Metropesawat.com,Aceh Timur | Dewan Pimpinan Wilayah (DPW) Forum Analisis Strategis Teknologi (FANST) Aceh merespons tegas seruan Counter Polri Nusantara di bawah komando Agus Flores terkait pemberantasan mafia illegal logging. Langkah ini diambil menyusul maraknya bencana hidrometeorologi sepanjang tahun 2025 yang melanda wilayah Aceh, Sumatera Utara, dan Sumatera Barat.

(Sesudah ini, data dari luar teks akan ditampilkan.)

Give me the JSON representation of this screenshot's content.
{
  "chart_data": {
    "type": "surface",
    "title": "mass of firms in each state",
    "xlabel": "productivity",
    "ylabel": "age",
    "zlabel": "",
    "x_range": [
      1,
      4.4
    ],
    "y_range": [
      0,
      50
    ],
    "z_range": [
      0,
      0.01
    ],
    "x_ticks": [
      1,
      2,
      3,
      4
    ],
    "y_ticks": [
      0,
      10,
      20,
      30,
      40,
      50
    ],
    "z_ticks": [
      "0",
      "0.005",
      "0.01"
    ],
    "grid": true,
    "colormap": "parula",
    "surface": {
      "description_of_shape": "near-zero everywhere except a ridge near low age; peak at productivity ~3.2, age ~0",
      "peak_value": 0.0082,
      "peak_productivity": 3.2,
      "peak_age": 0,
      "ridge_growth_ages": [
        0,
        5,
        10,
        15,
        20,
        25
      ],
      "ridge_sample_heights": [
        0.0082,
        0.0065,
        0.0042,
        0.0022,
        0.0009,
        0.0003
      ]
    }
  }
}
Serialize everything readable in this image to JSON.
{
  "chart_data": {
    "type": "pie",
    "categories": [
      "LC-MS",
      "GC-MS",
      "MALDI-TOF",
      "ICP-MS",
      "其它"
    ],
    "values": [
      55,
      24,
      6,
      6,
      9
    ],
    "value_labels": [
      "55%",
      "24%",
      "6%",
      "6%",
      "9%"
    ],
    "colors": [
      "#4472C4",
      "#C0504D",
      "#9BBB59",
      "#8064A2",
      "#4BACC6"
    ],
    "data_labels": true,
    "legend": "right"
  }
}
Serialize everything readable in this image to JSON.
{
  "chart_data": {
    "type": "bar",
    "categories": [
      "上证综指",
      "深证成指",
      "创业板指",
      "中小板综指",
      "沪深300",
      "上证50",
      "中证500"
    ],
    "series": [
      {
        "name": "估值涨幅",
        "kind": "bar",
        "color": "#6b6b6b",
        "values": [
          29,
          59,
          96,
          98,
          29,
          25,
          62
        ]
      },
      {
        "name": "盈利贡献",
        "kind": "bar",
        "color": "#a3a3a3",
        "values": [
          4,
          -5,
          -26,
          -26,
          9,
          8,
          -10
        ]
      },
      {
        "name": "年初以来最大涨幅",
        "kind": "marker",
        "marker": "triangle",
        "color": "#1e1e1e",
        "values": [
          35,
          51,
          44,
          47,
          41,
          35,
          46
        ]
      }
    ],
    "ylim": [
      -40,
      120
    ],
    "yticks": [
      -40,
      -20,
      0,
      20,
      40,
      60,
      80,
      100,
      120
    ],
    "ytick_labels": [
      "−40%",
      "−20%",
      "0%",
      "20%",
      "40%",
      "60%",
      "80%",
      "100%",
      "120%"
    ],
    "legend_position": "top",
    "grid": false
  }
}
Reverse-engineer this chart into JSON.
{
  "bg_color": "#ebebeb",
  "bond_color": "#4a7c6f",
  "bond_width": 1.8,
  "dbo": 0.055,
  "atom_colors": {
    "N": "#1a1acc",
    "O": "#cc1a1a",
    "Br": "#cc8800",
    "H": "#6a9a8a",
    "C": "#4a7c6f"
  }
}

Sekretaris Jenderal DPW FANST Aceh, Agus Suriadi, menegaskan bahwa kejahatan lingkungan berupa pembalakan liar sudah berada pada titik yang tidak bisa ditoleransi. Menurutnya, kerusakan hutan merupakan faktor utama pemicu banjir bandang dan tanah longsor yang merenggut keselamatan rakyat.
Kejahatan Terstruktur, Bukan Sekadar Musibah
Agus menilai, rentetan bencana yang terjadi di awal tahun 2025 ini adalah murni bencana ekologis akibat pembiaran kejahatan hutan selama bertahun-tahun.
“Kami sejalan dengan pernyataan tegas Counter Polri Nusantara dan Agus Flores. Tangkap dan sikat habis mafia illegal logging di Aceh tanpa kecuali. Siapa pun dia—baik oknum pengusaha maupun oknum aparat yang membekingi—harus diproses hukum secara transparan,” tegas Agus Suriadi dalam pernyataan resminya.
Ia menambahkan bahwa rakyat kecil selalu menjadi korban paling terdampak saat kawasan lindung dijarah demi keuntungan segelintir pihak. Hutan yang gundul dan rusaknya Daerah Aliran Sungai (DAS) telah mengubah hujan menjadi petaka bagi permukiman warga.
FANST Aceh mendesak Polri, Kementerian Lingkungan Hidup dan Kehutanan (KLHK), serta aparat penegak hukum terkait untuk tidak hanya menyasar pekerja di lapangan, tetapi juga membongkar jaringan aktor intelektual dan para cukong besar.
Penegakan hukum yang menyentuh level pemodal (cukong). Pengawasan ketat pada praktik illegal logging lintas provinsi (Aceh-Sumut-Sumbar). Meminta proses hukum dilakukan secara terbuka dan tanpa tebang pilih.
“Jangan lagi rakyat dikorbankan. Aceh, Sumut, dan Sumbar hari ini menangis karena keserakahan. Penegakan hukum harus menyentuh aktor utama, bukan sekadar sandiwara penangkapan kelas teri,” ujarnya lagi.
Sebagai bentuk keseriusan, FANST Aceh menyatakan kesiapannya untuk mengawal kasus ini, termasuk membuka data lapangan mengenai aktivitas penebangan liar yang masih berlangsung di wilayah-wilayah rawan.
“Ini bukan sekadar soal hutan, tapi soal nyawa manusia. Keadilan ekologis adalah bagian dari keadilan sosial. Jika negara kalah oleh mafia hutan, maka bencana akan terus menjadi warisan kelam bagi generasi mendatang,” tutup Agus.